I see that the Financial Services Act 2013 is starting to garnish comments from players in the financial services industry. This one below is from Rockwills Corporation, the leading company in estate planning. What Saw Leong Aun is stating in this newspaper report is that the Rockwills Group of Companies, in particular, Rockwills Trustee Berhad, is best placed to provide life policy owners with a completely viable and safe alternative to appointing a third party as the trustee of the policy owners’ insurance policies. do contact me for further details. Meanwhile, here’s the story:
“So, if the policy owner dies and his children are still minors, the policy moneys would automatically be held by Amanah Raya Bhd (as the country’s public trustee) until the children reach 18 years of age or unless there is a competent trustee available to take over.

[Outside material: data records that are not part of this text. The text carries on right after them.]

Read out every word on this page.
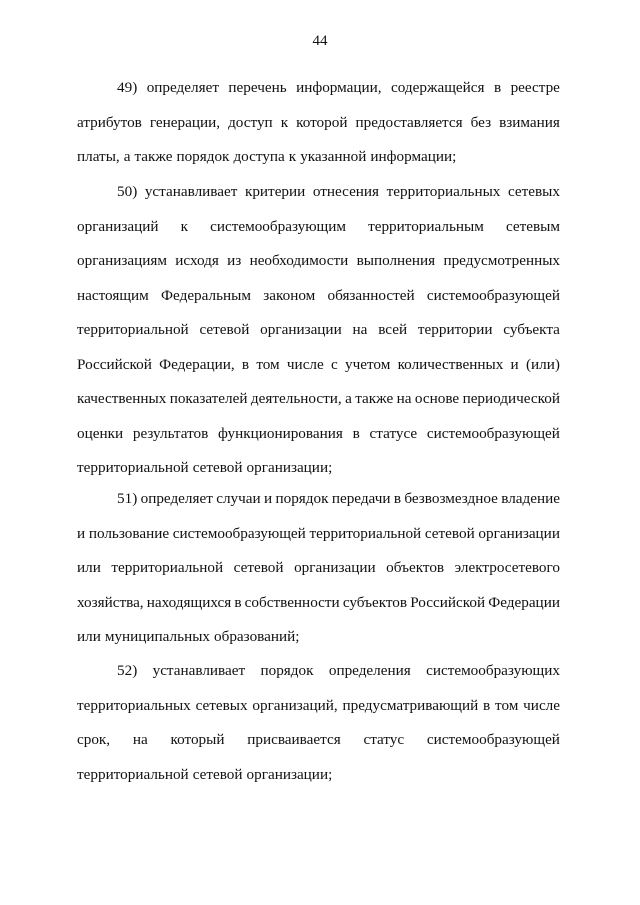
44
49) определяет перечень информации, содержащейся в реестре
атрибутов генерации, доступ к которой предоставляется без взимания
платы, а также порядок доступа к указанной информации;
50) устанавливает критерии отнесения территориальных сетевых
организаций к системообразующим территориальным сетевым
организациям исходя из необходимости выполнения предусмотренных
настоящим Федеральным законом обязанностей системообразующей
территориальной сетевой организации на всей территории субъекта
Российской Федерации, в том числе с учетом количественных и (или)
качественных показателей деятельности, а также на основе периодической
оценки результатов функционирования в статусе системообразующей
территориальной сетевой организации;
51) определяет случаи и порядок передачи в безвозмездное владение
и пользование системообразующей территориальной сетевой организации
или территориальной сетевой организации объектов электросетевого
хозяйства, находящихся в собственности субъектов Российской Федерации
или муниципальных образований;
52) устанавливает порядок определения системообразующих
территориальных сетевых организаций, предусматривающий в том числе
срок, на который присваивается статус системообразующей
территориальной сетевой организации;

“Also, when there is no proper appointment made, the risk is that the new trustee who takes over is not the one the policy owner preferred or trusted,” he added.
Nevertheless, Saw believes that the new rule makes good sense.
“The new rule is good because how can you name yourself as trustee to manage the policy moneys when you are no longer around and before the (life insurance) claims can be effective? Thus in a way, the change in the law is correct but is a small inconvenient (to existing policy owners),” said Saw.
“And at least the objective of buying an insurance, that is, to ensure your insured moneys reach the hands of your children and family is met with a trusted or licensed trustee appointed.”
Still, the new rule is relatively unknown to most policyholders as insurance companies and their agents are only beginning to communicate this with their customers.
An insurance agent, who only wants to be known as Anthony, said so far no timeline has been set for insurance companies to comply with the new rule.
“So, the onus is on the respective insurance agents to contact their customers to notify them of the change in the law,” he told SunBiz.
Meanwhile, Saw sees a business opportunity for Rockwills Trustee Bhd to become a trustee to policy owners’ life policies by setting up insurance trusts.
“Licensed trust companies like Rockwills Trustee will follow instructions as instructed by the person who created the insurance trust. This way, the beneficiaries won’t be able to squander the policy moneys or be cheated of their inheritance.
“We also have full-time in-house legal advisers to support and check all trusts,” said Saw, adding that the awareness on insurance trust among Malaysian policyholders is still low.
What is the fee? Saw said Rockwills Trustee charges a once off fee of average RM1,500 to RM2,000 to set up an insurance trust, which may include as many life policies as you wish.
“And where the policy owner dies and we act as trustee, our fee is 0.75% of the total insurance moneys or a minimum fee of RM2,000 a year during the holding years. We normally put the balance policy moneys into fixed income investments such as fixed deposits and the money market, and any interest earned will go back to the trust fund and the beneficiaries,” he added.